Grande problema de todo o modo carreira? A monotonia. E não me refiro a eventuais expectativas de grandes mudanças dentro das corridas, pois isso seria ilógico. Mas sim a gigantesca monotonia entre corridas, a parte mais “social” do nosso piloto. Quando acabamos uma corrida, ou quando começamos uma, temos sempre 2 e-mails no nosso computador: um do RP da equipa que representamos e outro do nosso manager pessoal. Só que após centenas de corridas percebemos que o jogo foi programado com 2 tipologias únicas de e-mail para estas 2 figuras: o caso em que cumprimos o objectivo e o caso em que não cumprimos. O texto é igual, sempre igual, e repete-se à exaustão.

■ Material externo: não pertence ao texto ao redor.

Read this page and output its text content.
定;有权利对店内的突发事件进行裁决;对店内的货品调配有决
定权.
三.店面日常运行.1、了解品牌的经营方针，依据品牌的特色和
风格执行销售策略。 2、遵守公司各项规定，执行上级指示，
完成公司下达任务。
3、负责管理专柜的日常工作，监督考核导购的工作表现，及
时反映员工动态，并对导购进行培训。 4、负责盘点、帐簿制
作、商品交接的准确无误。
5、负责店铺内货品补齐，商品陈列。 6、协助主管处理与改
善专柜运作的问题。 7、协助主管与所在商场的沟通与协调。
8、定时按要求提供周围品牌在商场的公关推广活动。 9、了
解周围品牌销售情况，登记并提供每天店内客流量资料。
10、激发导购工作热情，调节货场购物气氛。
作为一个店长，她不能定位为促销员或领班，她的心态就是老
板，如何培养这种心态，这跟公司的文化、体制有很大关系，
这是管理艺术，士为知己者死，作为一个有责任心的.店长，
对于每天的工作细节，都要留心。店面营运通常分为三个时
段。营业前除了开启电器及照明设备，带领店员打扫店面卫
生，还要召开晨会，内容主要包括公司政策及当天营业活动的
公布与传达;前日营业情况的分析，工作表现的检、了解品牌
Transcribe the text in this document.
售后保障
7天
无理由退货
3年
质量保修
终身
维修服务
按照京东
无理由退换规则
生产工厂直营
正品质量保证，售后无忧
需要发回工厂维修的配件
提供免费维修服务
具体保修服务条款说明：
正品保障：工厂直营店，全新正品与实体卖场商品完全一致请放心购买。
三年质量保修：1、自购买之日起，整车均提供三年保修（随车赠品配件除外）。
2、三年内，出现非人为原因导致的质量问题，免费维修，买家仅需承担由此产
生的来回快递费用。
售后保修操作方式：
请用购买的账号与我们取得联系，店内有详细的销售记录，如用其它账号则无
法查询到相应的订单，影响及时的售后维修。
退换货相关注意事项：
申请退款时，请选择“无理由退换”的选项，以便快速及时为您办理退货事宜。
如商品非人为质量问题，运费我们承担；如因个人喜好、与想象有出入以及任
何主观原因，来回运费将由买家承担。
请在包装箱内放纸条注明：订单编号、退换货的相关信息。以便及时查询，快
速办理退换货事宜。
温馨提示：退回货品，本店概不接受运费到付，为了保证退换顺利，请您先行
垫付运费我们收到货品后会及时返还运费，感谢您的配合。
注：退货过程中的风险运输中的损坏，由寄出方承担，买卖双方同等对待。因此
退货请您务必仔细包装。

Mesmo a luta pessoal de tentar representar outras equipas parece algo vão: sempre que recebemos convites para mudar, acabamos por não ter grandes indicadores do porquê de o fazer. Não esquecer que para um desconhecedor do meio, é difícil identificar quais as equipas de “topo”, ou seja, quem é o Real Madrid ou o Barcelona lá da rua. E facilmente deixamos os e-mails não lidos empilharem, defraudadas que ficaram as expectativas de receber contactos não padronizados.

E já agora, ressalvar, que MotoGP 2013 é dos primeiros jogos que me obrigou a colocar a TV no silêncio e ligar a aparelhagem: durante as corridas o único som que nos acomoanha é o ensurdecedor e infernal VRUUUUUM dos motores. É com alguma tristeza que os meus ouvidos não possam apreciar a melodia orquestral de 18 motas de alta cilindrada a acelararem pelo asfalto.

O melhor: a experiência de simulação bem-afinada; as corridas podem ser bastante desafiantes quando ultrapassada a frustração inicial.

O pior: a monotonia entre corridas; a falta de customização do nosso personagem; a falta de banda-sonora; a dificuldade em penetrar no género/desporto/meio através do jogo.

Para alguém que não conhece o futebol americano, a introdução que qualquer Madden da EA Sports faz é mais que suficiente para servir de cartão de visita de um desporto, de um campeonato e das suas estrelas. MotoGP 2013 circunscreve-se no elitismo que cria barreiras à entrada de novos jogadores ou recém-interessados no género. Apenas um grande conhecedor do desporto motorizado pode usufruir da experiência na totalidade, o que acaba por excluir novos jogadores. O que se demonstra ser uma péssima estratégia de marketing da parte da Milestone, que assume de volta um franchise estagnado há uns anos, e que o tenta revitalizar. E que sendo um simulador acaba por não ter a mesma capacidade de penetração de mercado de um jogo de arcadas. 

Versão analisada: PS3. Também para a  Xbox 360, PlayStation®Vita, PC e OnLive.